Awesome. I have a pair of them there cool. Have you gotten eggs yet? I can't find any incubation techniques on their eggs.


----------



## Benjamin (Apr 3, 2012)

tortadise said:


> Awesome. I have a pair of them there cool. Have you gotten eggs yet? I can't find any incubation techniques on their eggs.

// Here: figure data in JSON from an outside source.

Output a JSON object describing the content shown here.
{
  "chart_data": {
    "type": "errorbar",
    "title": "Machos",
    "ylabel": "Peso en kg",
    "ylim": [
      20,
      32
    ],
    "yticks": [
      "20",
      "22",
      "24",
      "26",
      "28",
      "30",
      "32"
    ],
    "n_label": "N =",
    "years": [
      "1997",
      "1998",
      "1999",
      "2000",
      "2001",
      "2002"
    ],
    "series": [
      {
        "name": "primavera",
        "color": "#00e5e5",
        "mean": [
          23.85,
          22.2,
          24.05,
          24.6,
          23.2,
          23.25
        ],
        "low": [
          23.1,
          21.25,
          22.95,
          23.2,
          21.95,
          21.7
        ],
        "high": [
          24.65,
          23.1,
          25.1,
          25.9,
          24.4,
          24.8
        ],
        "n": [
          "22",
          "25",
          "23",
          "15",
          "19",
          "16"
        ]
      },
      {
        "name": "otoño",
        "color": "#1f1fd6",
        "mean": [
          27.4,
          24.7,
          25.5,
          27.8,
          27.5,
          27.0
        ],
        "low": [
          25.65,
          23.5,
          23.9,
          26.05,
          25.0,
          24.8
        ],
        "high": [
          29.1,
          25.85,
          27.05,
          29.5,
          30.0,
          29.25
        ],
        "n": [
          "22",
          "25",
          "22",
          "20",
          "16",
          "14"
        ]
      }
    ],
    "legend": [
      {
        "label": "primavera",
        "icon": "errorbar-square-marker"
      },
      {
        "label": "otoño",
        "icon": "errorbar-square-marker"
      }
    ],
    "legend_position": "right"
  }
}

 I have gotten several eggs from them over the years. From what I have heard in recent times incubation is nothing to difficult.
I am going to incubate any eggs at room temperature. It works for geoemyda, cuora, clemmys, and indotestudo. It appears to be working for kinixys as well.


----------



## tortadise (Apr 3, 2012)

I've never had any hatch yet but I might try that. Or just leave them in the greenhouse when she lays next time. Hopefully it will work.


----------



## Benjamin (Apr 3, 2012)

tortadise said:


> I've never had any hatch yet but I might try that. Or just leave them in the greenhouse when she lays next time. Hopefully it will work.

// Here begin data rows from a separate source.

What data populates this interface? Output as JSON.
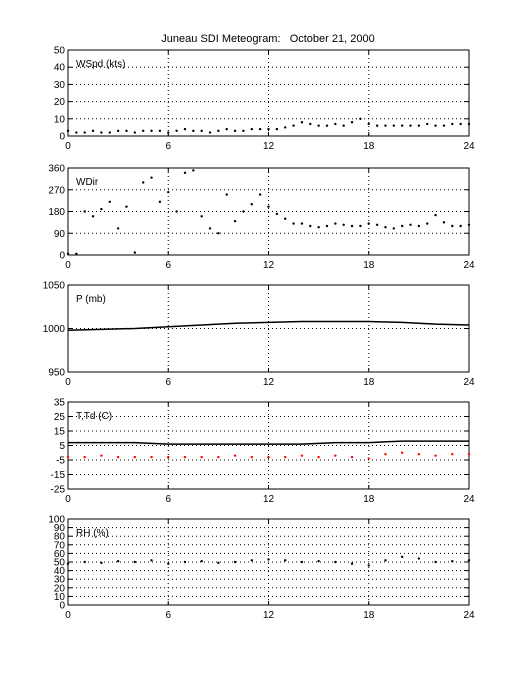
{
  "title": "Juneau SDI Meteogram:   October 21, 2000",
  "x_ticks": [
    0,
    6,
    12,
    18,
    24
  ],
  "xlim": [
    0,
    24
  ],
  "style": {
    "grid": true,
    "grid_style": "dotted",
    "background": "#ffffff",
    "axes_color": "#000000"
  },
  "chart_data": [
    {
      "type": "scatter",
      "label": "WSpd (kts)",
      "xlim": [
        0,
        24
      ],
      "ylim": [
        0,
        50
      ],
      "y_ticks": [
        0,
        10,
        20,
        30,
        40,
        50
      ],
      "series": [
        {
          "color": "#000000",
          "style": "dots",
          "x": [
            0,
            0.5,
            1,
            1.5,
            2,
            2.5,
            3,
            3.5,
            4,
            4.5,
            5,
            5.5,
            6,
            6.5,
            7,
            7.5,
            8,
            8.5,
            9,
            9.5,
            10,
            10.5,
            11,
            11.5,
            12,
            12.5,
            13,
            13.5,
            14,
            14.5,
            15,
            15.5,
            16,
            16.5,
            17,
            17.5,
            18,
            18.5,
            19,
            19.5,
            20,
            20.5,
            21,
            21.5,
            22,
            22.5,
            23,
            23.5,
            24
          ],
          "y": [
            3,
            2,
            2,
            3,
            2,
            2,
            3,
            3,
            2,
            3,
            3,
            3,
            2,
            3,
            4,
            3,
            3,
            2,
            3,
            4,
            3,
            3,
            4,
            4,
            4,
            4,
            5,
            6,
            8,
            7,
            6,
            6,
            7,
            6,
            8,
            10,
            7,
            6,
            6,
            6,
            6,
            6,
            6,
            7,
            6,
            6,
            7,
            7,
            7
          ]
        }
      ]
    },
    {
      "type": "scatter",
      "label": "WDir",
      "xlim": [
        0,
        24
      ],
      "ylim": [
        0,
        360
      ],
      "y_ticks": [
        0,
        90,
        180,
        270,
        360
      ],
      "series": [
        {
          "color": "#000000",
          "style": "dots",
          "x": [
            0,
            0.5,
            1,
            1.5,
            2,
            2.5,
            3,
            3.5,
            4,
            4.5,
            5,
            5.5,
            6,
            6.5,
            7,
            7.5,
            8,
            8.5,
            9,
            9.5,
            10,
            10.5,
            11,
            11.5,
            12,
            12.5,
            13,
            13.5,
            14,
            14.5,
            15,
            15.5,
            16,
            16.5,
            17,
            17.5,
            18,
            18.5,
            19,
            19.5,
            20,
            20.5,
            21,
            21.5,
            22,
            22.5,
            23,
            23.5,
            24
          ],
          "y": [
            5,
            5,
            180,
            160,
            190,
            220,
            110,
            200,
            10,
            300,
            320,
            220,
            260,
            180,
            340,
            350,
            160,
            110,
            90,
            250,
            140,
            180,
            210,
            250,
            200,
            170,
            150,
            130,
            130,
            120,
            115,
            120,
            130,
            125,
            120,
            120,
            130,
            125,
            115,
            110,
            120,
            125,
            120,
            130,
            165,
            135,
            120,
            120,
            125
          ]
        }
      ]
    },
    {
      "type": "line",
      "label": "P (mb)",
      "xlim": [
        0,
        24
      ],
      "ylim": [
        950,
        1050
      ],
      "y_ticks": [
        950,
        1000,
        1050
      ],
      "series": [
        {
          "color": "#000000",
          "style": "line",
          "x": [
            0,
            2,
            4,
            6,
            8,
            10,
            12,
            14,
            16,
            18,
            20,
            22,
            24
          ],
          "y": [
            998,
            999,
            1000,
            1002,
            1004,
            1006,
            1007,
            1008,
            1008,
            1008,
            1007,
            1005,
            1004
          ]
        }
      ]
    },
    {
      "type": "line",
      "label": "T,Td (C)",
      "xlim": [
        0,
        24
      ],
      "ylim": [
        -25,
        35
      ],
      "y_ticks": [
        -25,
        -15,
        -5,
        5,
        15,
        25,
        35
      ],
      "series": [
        {
          "color": "#000000",
          "style": "line",
          "x": [
            0,
            2,
            4,
            6,
            8,
            10,
            12,
            14,
            16,
            18,
            20,
            22,
            24
          ],
          "y": [
            7,
            7,
            7,
            6,
            6,
            6,
            6,
            6,
            7,
            7,
            8,
            8,
            8
          ]
        },
        {
          "color": "#ff0000",
          "style": "dots",
          "x": [
            0,
            1,
            2,
            3,
            4,
            5,
            6,
            7,
            8,
            9,
            10,
            11,
            12,
            13,
            14,
            15,
            16,
            17,
            18,
            19,
            20,
            21,
            22,
            23,
            24
          ],
          "y": [
            -3,
            -3,
            -2,
            -3,
            -3,
            -3,
            -3,
            -3,
            -3,
            -3,
            -2,
            -3,
            -3,
            -3,
            -2,
            -3,
            -2,
            -3,
            -4,
            -1,
            0,
            -1,
            -2,
            -1,
            -1
          ]
        }
      ]
    },
    {
      "type": "scatter",
      "label": "RH (%)",
      "xlim": [
        0,
        24
      ],
      "ylim": [
        0,
        100
      ],
      "y_ticks": [
        0,
        10,
        20,
        30,
        40,
        50,
        60,
        70,
        80,
        90,
        100
      ],
      "series": [
        {
          "color": "#000000",
          "style": "dots",
          "x": [
            0,
            1,
            2,
            3,
            4,
            5,
            6,
            7,
            8,
            9,
            10,
            11,
            12,
            13,
            14,
            15,
            16,
            17,
            18,
            19,
            20,
            21,
            22,
            23,
            24
          ],
          "y": [
            48,
            50,
            49,
            51,
            50,
            52,
            48,
            50,
            51,
            49,
            50,
            52,
            53,
            52,
            50,
            51,
            50,
            48,
            46,
            52,
            56,
            54,
            50,
            51,
            52
          ]
        }
      ]
    }
  ]
}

 Good luck. How often do you gets egg(s)?


----------



## tortadise (Apr 3, 2012)

I've had my pair for 4 years now gotten eggs twice. Every other year. I only got 2 each time.


----------



## ALDABRAMAN (Apr 3, 2012)




----------



## l0velesly (Apr 4, 2012)

Nice looking plastrons!!


----------



## Yvonne G (Apr 4, 2012)

From the odd little snippets here and there we've seen of your animals, you seem to have a very interesting and diverse collection. Very interesting. Makes me want to see more. MORE!!


----------



## Benjamin (Apr 4, 2012)

emysemys said:


> From the odd little snippets here and there we've seen of your animals, you seem to have a very interesting and diverse collection. Very interesting. Makes me want to see more. MORE!!


 Thank you. I have under 20 species, perhaps about 100 animals. I am certainly at my limits. Started a manouria photo shoot last night.


----------



## Yvonne G (Apr 4, 2012)

I have 15 species and about 100 animals too. I don't have any more room to diversify, so I'm staying with what I have. But there are so many, many that I'd really like to have!


----------



## Tom O. (Apr 4, 2012)

Nice turtles!


----------